#SAPStatOfTheDay: 31st time at Grand Slam @SerenaWilliams has comeback to win after dropping 1st set! @SAPSports pic.twitter.com/lUsywASu3Q— WTA (@WTA) May 30, 2015
I'm borrowing one of WTA Backspin's special words because "Sernativity" is the only word that fits in this context. The conundrum is this: If you play Serena Williams and you get behind, she'll destroy you. And if you play Serena and you get ahead (unless you're having a Muguruza Moment), she'll destroy you. Ask anyone on the tour, only maybe not Vika Azarenka, at least not today.
Azarenka and Williams competed against each other at the French Open today, with a very on-target and aggressive Azarenka taking the first set, 6-4. The second set was close, and serving at 4-5 while facing a break point, Azarenka had to deal with more than she should have. She hit a ball in, it was called out, only late. Williams hit it, but claimed that the call interfered with her return. The point was replayed, to the discontent of Azarenka. Williams then proceeded to win the set.
After leaving the court and, so it seemed, re-focusing herself, Azarenka returned and immediately went up 2-0 in the third set. But you know how these things go: Williams put the clamps on, broke back, and the next thing you knew, she had won the set 6-2. It was a good enough match, and it surprised me a bit. When I wrote yesterday that I thought this match would be less dramatic than past Williams-Azarenka matches, I was guessing that Serena would take this one in straight sets.
So we've gotten throught the Williams vs. Azarenka drama, but next we have the Williams vs. Stephens drama. Or not. Maybe there will be no drama, just a quiet round of 16 match. Maybe.
The top seed moves on, but sadly, Francesa Schiavone does not. Schiavone lost today to Andreea Mitu, who beat her 7-5, 6-4. Mitu has made quite a pest of herself at this tournament, and now faces Alison Van Uytvanck, who efficiently took Kiki Mladenovic out of competition today. Van Uytvanck played well and was remarkably calm, but she was also lucky to get a sluggish, out-of-sorts Mladenovic.
Sara Errani defeated Andrea Petkovic today, and Julia Goerges defeated Irina Falconi. Stephens advanced by beating Tsvetana Pironkova, and Timea Bacsinszky defeated Madison Keys.

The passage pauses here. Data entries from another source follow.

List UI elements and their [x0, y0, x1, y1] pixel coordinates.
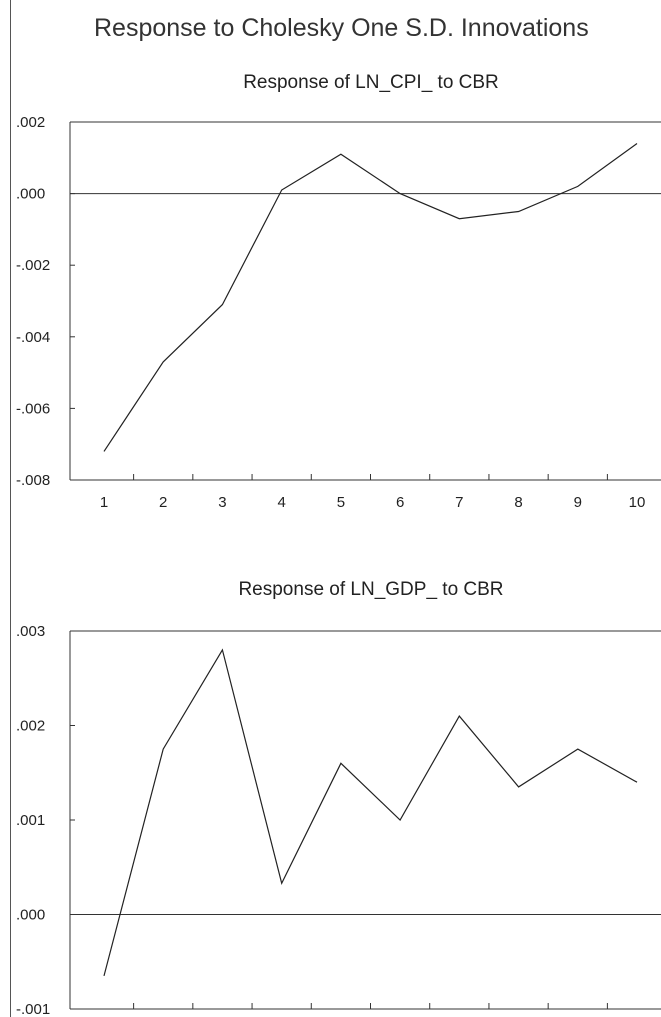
- y-tick-label: .001: [16, 812, 45, 829]
- y-tick-label: -.004: [16, 329, 50, 346]
- x-tick-label: 10: [629, 494, 646, 511]
- x-tick-label: 3: [218, 494, 226, 511]
- y-tick-label: -.002: [16, 257, 50, 274]
- y-tick-label: .002: [16, 718, 45, 735]
- figure-left-border: [10, 0, 11, 1017]
- x-tick-label: 2: [159, 494, 167, 511]
- chart-title: Response of LN_CPI_ to CBR: [243, 72, 499, 93]
- x-tick-label: 5: [337, 494, 345, 511]
- y-tick-label: .003: [16, 623, 45, 640]
- x-tick-label: 8: [514, 494, 522, 511]
- x-tick-label: 7: [455, 494, 463, 511]
- x-tick-label: 4: [277, 494, 285, 511]
- y-tick-label: .000: [16, 186, 45, 203]
- x-tick-label: 9: [574, 494, 582, 511]
- y-tick-label: -.008: [16, 472, 50, 489]
- y-tick-label: .002: [16, 114, 45, 131]
- series-line: [103, 648, 638, 977]
- chart-cpi-response: Response of LN_CPI_ to CBR .002 .000 -.002 -…: [16, 72, 661, 511]
- y-tick-label: -.006: [16, 400, 50, 417]
- y-tick-label: .000: [16, 907, 45, 924]
- chart-gdp-response: Response of LN_GDP_ to CBR .003 .002 .001 .0…: [16, 579, 661, 1017]
- x-tick-label: 1: [100, 494, 108, 511]
- chart-title: Response of LN_GDP_ to CBR: [238, 579, 503, 600]
- series-line: [103, 143, 638, 452]
- figure-title: Response to Cholesky One S.D. Innovation…: [94, 14, 589, 42]
- x-tick-label: 6: [396, 494, 404, 511]
- y-tick-label: -.001: [16, 1001, 50, 1017]
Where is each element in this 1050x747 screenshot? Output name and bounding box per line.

French Open officials continually schedule the matches I most want to see at a time when I just can't be awake. This has happened over and over, and will happen again tomorrow when Elina Svitolina and Alize Cornet face off. I may actually have to find a way to get up and watch it, but I'm not counting on it.
Lucie Safarova of the tricky lefty serve gets the defending champion, Maria Sharapova, and Ana Ivanovic plays Ekaterina Makarova. Of interest is the fourth match, in which Flavia Pennetta takes on Garbine Muguruza. If Muguruza has one of her letdowns and starts double-faulting and everything that goes with that, Pennetta will be glad to move on to the quarterfinals. It's not at all an unrealistic scenario. But if Muguruza prevails, it puts her closer to really spoiling the good times of some other players. Muguruza hasn't figured out the head part of her game yet, but the potential is there for danger, should she snap her mentality into place.
Third seeds Timea Babos and Kiki Mladenovic were upset today by the unseeded (but obviously dangerous) team of Daniela Hantuchova and Samantha Stosur. Also, the "older dream team" of Kimiko Date-Krumm and Francesca Schiavone were defeated by Michaela Krajicek and Barbora Strycova.